Zéro. Et pas un seul ne doit continuer à nier l’histoire. Je parle ici des négationnistes, qui nient l’existence du génocide juif et tzigane et plus généralement l’existence des camps de concentration. Auschwitz doit continuer à être visité par tous ceux qui le souhaitent, pour rendre à ces hommes, à ces femmes, à ces âmes à jamais l’hommage qu’ils méritent.
Portraits de victimes inconnues mais qui ne resteront pas dans l’oubli…
Marie Lévêque
Marie, tu as choisi une autre façon que le récit classique pour t’exprimer. Tes écrits nous vont droit au cœur. Dans les années soixante Jean Ferrat proposait de « twister » sur les mots, s’il fallait en arriver là pour ne pas oublier… Toi, tu as choisi la noblesse du poème. N’hésitons pas en 2016 à les « rapper », à les « slamer », si nécessaire, afin de ne jamais effacer cette tragédie et construire un monde humain. Sachant que cette construction est de notre responsabilité collective et individuelle.
Votre texte est très touchant, bravo !
J’adore ton idée Marie !
Bravo pour ce travail
Autre méthodologie remarquable de témoignage.Souvenez-vous,il faut éveiller et réveiller les consciences.
Ce magnifique récit montre que la qualité du projet permettra de compter sur vous aujourd’hui et surtout demain.
Bravo et félicitions
Avec vos mots, vous êtes devenue une ambassadrice de la Mémoire. Félicitations Marie.

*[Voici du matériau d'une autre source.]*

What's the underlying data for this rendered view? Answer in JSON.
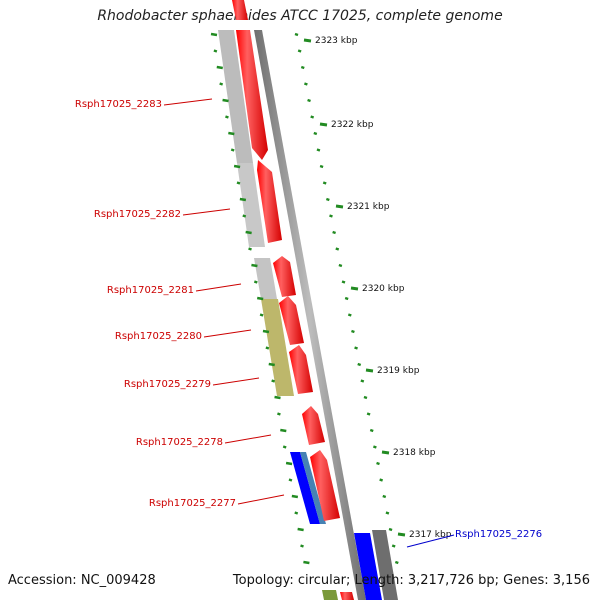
{
  "title": "Rhodobacter sphaeroides ATCC 17025, complete genome",
  "footer": {
    "accession": "Accession: NC_009428",
    "summary": "Topology: circular; Length: 3,217,726 bp; Genes: 3,156"
  },
  "scale": {
    "color": "#228b22",
    "ticks": [
      {
        "kbp": 2323,
        "label": "2323 kbp"
      },
      {
        "kbp": 2322,
        "label": "2322 kbp"
      },
      {
        "kbp": 2321,
        "label": "2321 kbp"
      },
      {
        "kbp": 2320,
        "label": "2320 kbp"
      },
      {
        "kbp": 2319,
        "label": "2319 kbp"
      },
      {
        "kbp": 2318,
        "label": "2318 kbp"
      },
      {
        "kbp": 2317,
        "label": "2317 kbp"
      }
    ]
  },
  "genes": [
    {
      "label": "Rsph17025_2283",
      "color": "#cc0000"
    },
    {
      "label": "Rsph17025_2282",
      "color": "#cc0000"
    },
    {
      "label": "Rsph17025_2281",
      "color": "#cc0000"
    },
    {
      "label": "Rsph17025_2280",
      "color": "#cc0000"
    },
    {
      "label": "Rsph17025_2279",
      "color": "#cc0000"
    },
    {
      "label": "Rsph17025_2278",
      "color": "#cc0000"
    },
    {
      "label": "Rsph17025_2277",
      "color": "#cc0000"
    },
    {
      "label": "Rsph17025_2276",
      "color": "#0000cc"
    }
  ],
  "colors": {
    "feature_forward": "#ff0000",
    "cog_grey": "#c0c0c0",
    "cog_olive": "#bdb76b",
    "cog_blue": "#0000ff",
    "cog_steelblue": "#4682b4",
    "backbone": "#8c8c8c"
  }
}
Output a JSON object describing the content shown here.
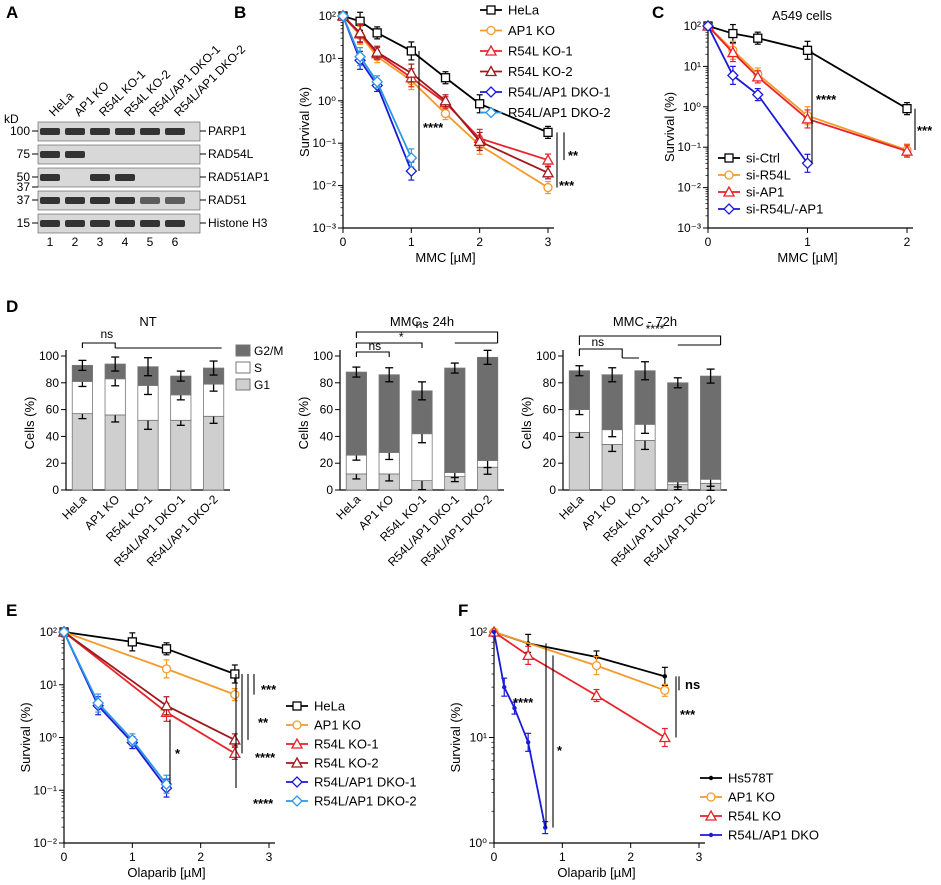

Bravo Marie pour ce texte touchant. Comme les essais des autres élèves, je trouve ça vraiment remarquable pour de jeunes lycéens de mettre des mots et d’arriver à exprimer ce que l’on a ressenti, ( ce qui est loin d’être simple )
Pari réussi
Ton texte est très touchant et je voudrais en effet souligner la qualité et la profondeur des silences qui accompagnaient chacun de nos déplacements (longs parfois) à l’intérieur des camps. Lorsque nous croisions d’autres groupes durant ces marches, j’ai souvent observé chez eux une grande facilité à « décrocher » : les rires et les bousculades reprenaient bien (trop) vite le dessus. J’ai été très touchée de constater que votre recueillement ne prenait pas fin avec les commentaires des guides, et que vous aviez tous envie, ou besoin, de respecter ces longs silences.